Laser Beam Targeting Via Facial Landmark Detection

by thomas9363 in Circuits > Raspberry Pi

222 Views, 1 Favorites, 0 Comments

Laser Beam Targeting Via Facial Landmark Detection

Dlib.gif
empty.png

This project utilizes eye blinking and mouth opening as control inputs to activate a panning servo-mounted laser beam. The hardware setup includes a Raspberry Pi, serving as the interface for the camera, servo, and laser. A computer vision-based Python program is employed for real-time detection and tracking of the eyes and mouth in video frames. The servo angle dynamically adjusts by monitoring changes in the shape of the eyes, while the laser is triggered by detecting changes in the mouth.

Background

Changes in the eyes and mouth are detected by measuring their landmarks. Various facial landmark detection methods are available, such as dlib, OpenCV, FaceAlignment, and mediapipe. For example, mediapipe can detect 468 points, while dlib detects 68 points. Given the limited resources of the Raspberry Pi 4 edge device, dlib's 68 landmarks are sufficient for my project. Adrian Rosebrock has posted an article titled 'Eye blink detection with OpenCV, Python, and dlib.' It provides helpful information to start writing the program.

Hardware Setup

The hardware setup is straightforward, utilizing a Raspberry Pi 4 with 4GB of RAM. A laser is mounted on a panning servo, facing forward, while a camera is connected to the Pi's CSI port, facing the opposite direction and not mounted on the servo. The servo is controlled by either a PCA9685 or a UGEEK Stepper Motor Hat V0.2, with the only difference between them being the I2C address.

Dlib Landmarks

face_landmark.png

Dlib's facial landmark detector provides 68 (x, y)-coordinates. In this project, left or right eye blinking controls the panning servo's left or right movement, while opening the mouth activates the laser. Closing the mouth deactivates the laser. The mouth is accessed using points 48 to 68, the right eye with points from 36 to 42, and the left eye with points from 42 to 48.

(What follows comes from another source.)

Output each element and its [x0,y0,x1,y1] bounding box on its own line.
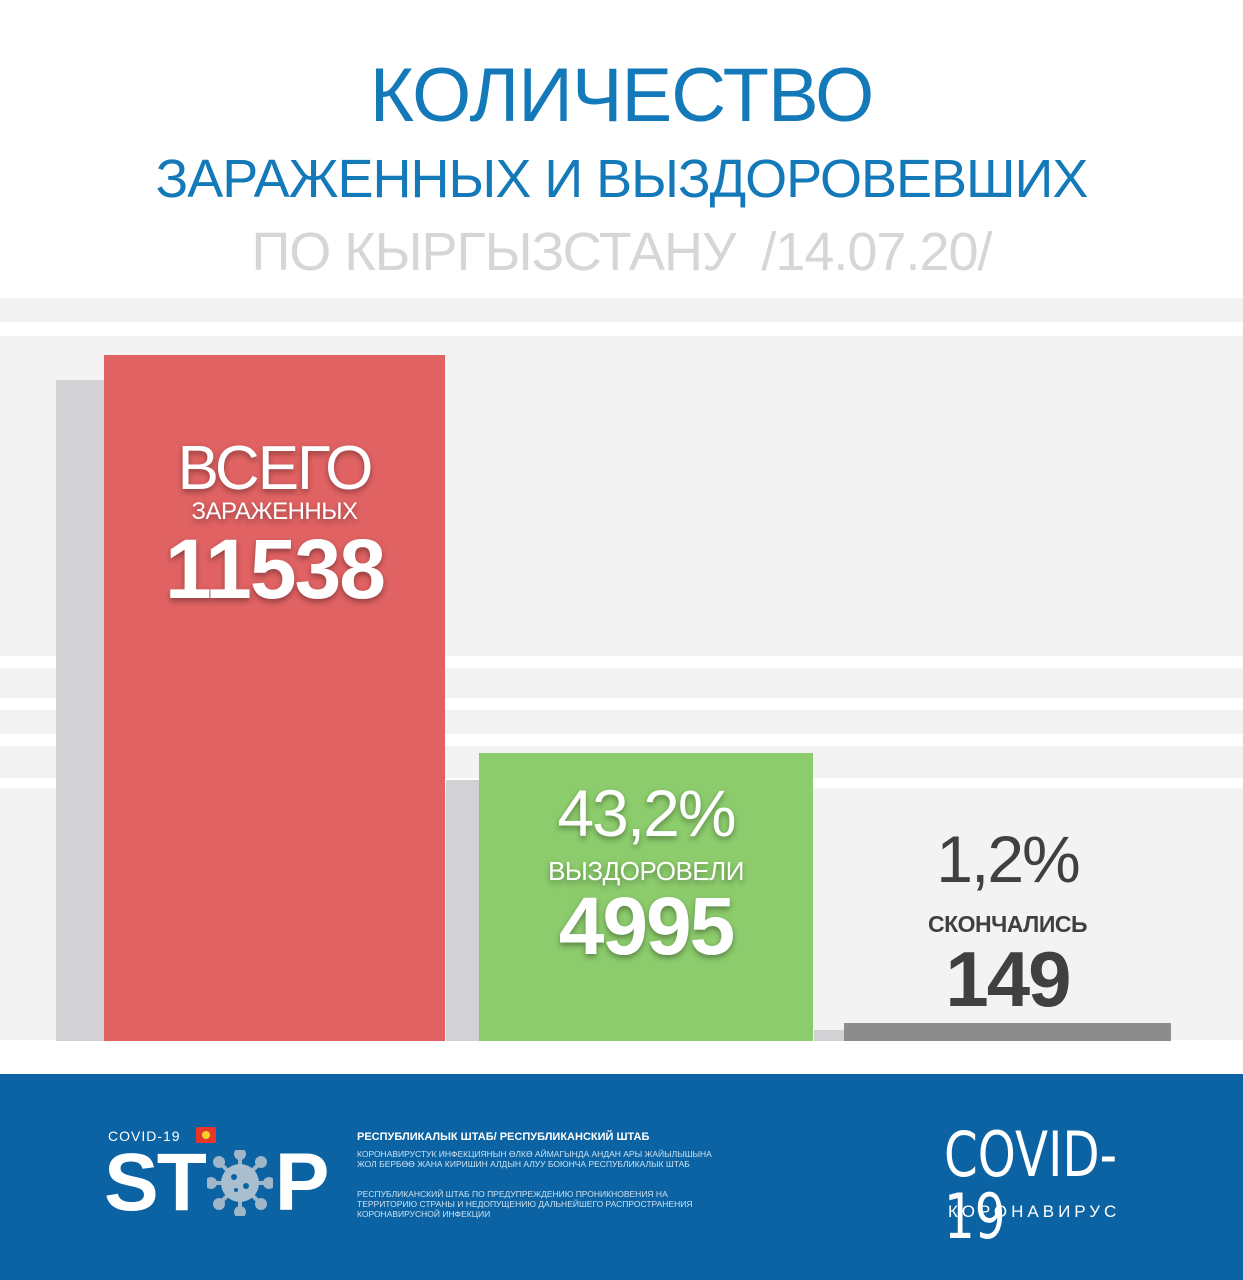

Having said that, I only use 4 points each from the mouth and both eyes, as shown above. The closing or opening status of the eyes and mouth is detected through the calculation of their respective aspect ratios. The aspect ratio is defined as shown in the picture above.

Software Implementation

EyeBlinkComparison.png

As I began implementing my algorithm, I noticed that the aspect ratios of my eyes were no longer as distinct. At the age of 70, there are fewer differences in the aspect ratios between opening and closing of my eyes. In particular, when I blink one eye, the other eye tends to follow suit. I plotted the area of the eyes between opening and closing, as shown in the picture above. You can see that when I close one eye, the area of the other eye drops significantly. Having said that, the one that is closed is still smaller than the one that is open. The quadrilateral area of the eye is the sum of the two triangles, and the area of each triangle is:

Area (A) = √[s * (s - a) * (s - b) * (s - c)]
Where s = (a + b + c) / 2 and a, b, c are the three sides

Furthermore, the size of the area changes when I move closer to or further away from the camera. I cannot use the size of the area as an indicator directly, but I normalize them by dividing the area of the left eye by the area of the right eye. The criteria for eye closing is when the aspect ratio of the eye is below a threshold, and the area of the eye is smaller than the other eye:

if leftAR < EYE_AR_THRESH and area_ratio<1:
where leftAR: left eye aspect ratio
EYE_AR_THRESH: threshold of the eye aspect ratio
Area_ratio: left area/right area

Fortunately, the aspect ratio of my mouth appears to be more consistent, and my program can reliably detect when my mouth is open or closed. You can download the programs from my Github repository.


Conclusions

Facial Landmark Control of Laser and Crossbow

The video below provides a demonstration of my granddaughter control the laser in action. The second part of the video shows using facial landmark to control a repeating crossbow. If you are interested, you can find the building instruction of the crossbow in my other article. As I only have two eyes, I can currently control the pan servo. However, considering that mediapipe can detect 468 points, including the iris, I may explore using the rotation of my eyeballs to control the tilt servo in the future.